Cboe Europe Derivatives and Flow Traders Discuss European Derivatives Markets
Iouri Saroukhanov, Head of European Derivatives at Cboe Europe, and Joran Zoutendijk, Equity Derivatives Trader at Flow Traders, discuss the market structure differences between the U.S. and European futures markets.
The highly liquid nature of U.S. derivatives markets, with multiple competing exchanges and participation from both the institutional and retail trading communities, has led to a steady increase in volumes over the last decade. By contrast, European activity has stagnated against the backdrop of a market structure which has limited on-screen liquidity and hasn’t attracted retail investors in the same way the U.S. markets have experienced. Cboe Europe Derivatives, a pan-European equity derivatives exchange was launched in 2021 to help bridge the gap between the two regions and systemically grow the European market.
Source: WFE, FIA, OCC and Cboe Global Markets data
Joran, how would you characterise the European equity derivatives market and why volumes have been subdued?
The European derivatives landscape is fragmented along national boundaries with several vertically integrated exchanges, each with their own regional products.

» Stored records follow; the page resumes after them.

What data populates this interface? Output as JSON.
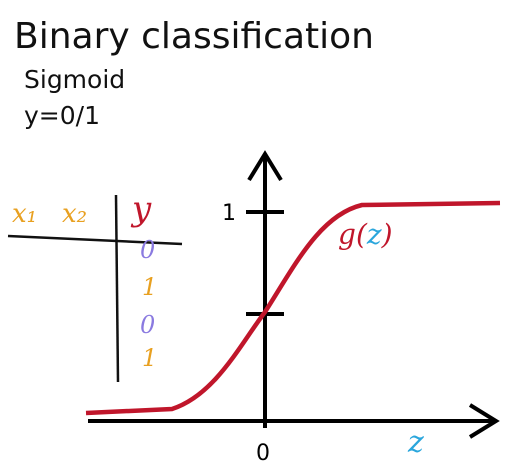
{
  "header": {
    "title": "Binary classification",
    "lines": [
      "Sigmoid",
      "y=0/1"
    ]
  },
  "table": {
    "columns": [
      "x₁",
      "x₂",
      "y"
    ],
    "rows": [
      "0",
      "1",
      "0",
      "1"
    ]
  },
  "plot": {
    "y_tick": "1",
    "x_tick": "0",
    "x_label": "z",
    "curve_label": [
      "g",
      "(",
      "z",
      ")"
    ]
  }
}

The result is minimal competition and higher costs for participants that are looking to gain exposure to equities on a pan-European basis. Furthermore, much of the trading in European derivatives is pre-arranged and brought onto exchange for reporting purposes. This has resulted in limited on-screen liquidity and is historically what has dissuaded participants from entering the European market, particularly retail investors and those who are based in the U.S., accustomed to highly liquid markets.
At Flow Traders, we look at the markets as a whole. We leverage our expertise across cash equity and derived products, which enables us to provide liquidity on-screen through our tight bid/ask spreads and therefore providing that extra layer of transparency needed to grow the appetite in the European market. In addition, our algorithms and robust risk management allow us to add meaningful depth to the markets, accommodating retail and institutional flow. Given our focus, we believe that Europe is ready for further transition towards electronic markets and are encouraged at the efforts being made to improve the on-screen picture in European markets.

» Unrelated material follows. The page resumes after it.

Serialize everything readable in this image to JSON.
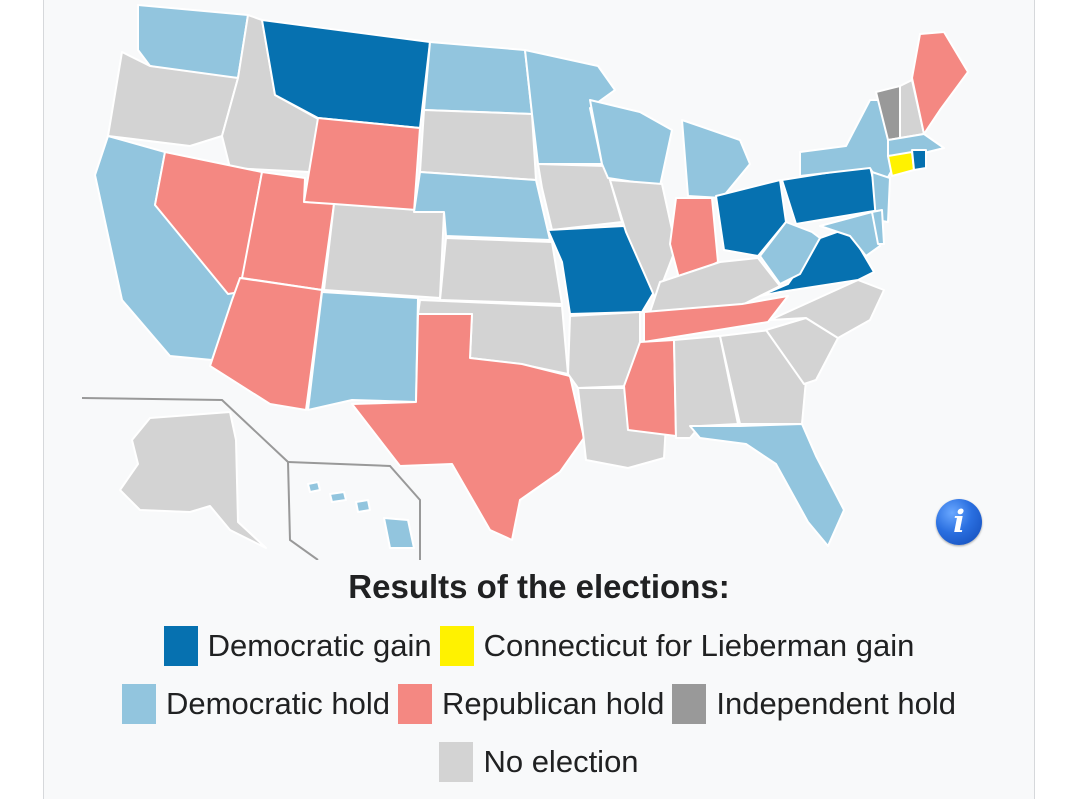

Iouri, how is CEDX attempting to improve European derivatives market?
One of CEDX’s key value proposition is that we are a genuinely pan-European marketplace. Through a single connection to CEDX and Cboe Clear Europe, participants can gain derivatives exposure to equites listed across all major European countries. Currently, participants have to connect to multiple different European exchanges and clearing houses for a similar level of exposure, which is inefficient, costly from an operational perspective and does not allow for optimisation of collateral. We enable participants to access a vibrant equity derivatives market through a single access point, creating efficiencies in connectivity, trading, clearing and market data. Our other big focus is on creating a deep and liquid on-screen market for European equity derivatives. A central limit order book sits at the core of the CEDX offering and is promoted through attractive incentive programmes and in-built protections for market-makers. Additional functionality, aimed at supporting price discovery and price improvement, include automated price improvement auctions (options market only), which guarantees a client a fill at a pre-agreed price, but allows for price improvement from competing participants.
CEDX is initially offering index derivatives based on select Cboe Europe Indices single country and pan-European indices. These indices are checked daily to monitor for compliance with CFTC and SEC rules on broad-based indices, ensuring they are eligible for qualified U.S. investors. This allows us to broaden our base of participants, promoting a diverse marketplace. We are expanding into pan-European single stock options later this year, subject to regulatory approvals.
Joran, how does the European market benefit from the CEDX offering and can you elaborate on the importance of a diverse set of participants in the market?
We very much view the CEDX exchange as a welcome addition to the European equity derivatives landscape. This exchange provides an opportunity for investors to improve the implementation of pan-European trading strategies and risk management procedures in a more cost-effective and efficient way.
The CEDX structure has lowered barriers to entry through lowering costs and improving connectivity efficiencies. As Iouri mentioned, all CEDX futures are based on indices that are monitored daily to ensure eligibility for qualified U.S. investors. These factors will help create a more liquid, diversified, and competitive market for European derivatives, ultimately benefiting all participants.
Iouri, how would you assess the development of CEDX to date?
We are happy with our progress to date. Volumes are growing – including record volumes in January - we are adding new participants and our price pictures continues to improve, particularly for index futures products. Overall, Cboe’s strong European cash equities presence – we are the largest stock exchange by market share – gives us a lot of credibility as we continue to build out our index contacts and prepare for the launch of equity options. Our cash equities market produces robust and high-quality market data which Cboe Europe Indices are based on. These indices are transparently designed and managed under a uniform set of rules and perform closely in line with comparable benchmarks. They are a highly cost-effective solution and from the participant point of view means we have a uniform set of index derivatives which are all designed the same way. It is important to reiterate that CEDX is at the start of its journey, it takes time for new initiatives of this type to gain traction and we are committed to making it work over the shortest timeframe possible.
Disclaimer: This information is not being provided as part of an offer or sale of any futures or options products to any persons located within the United States.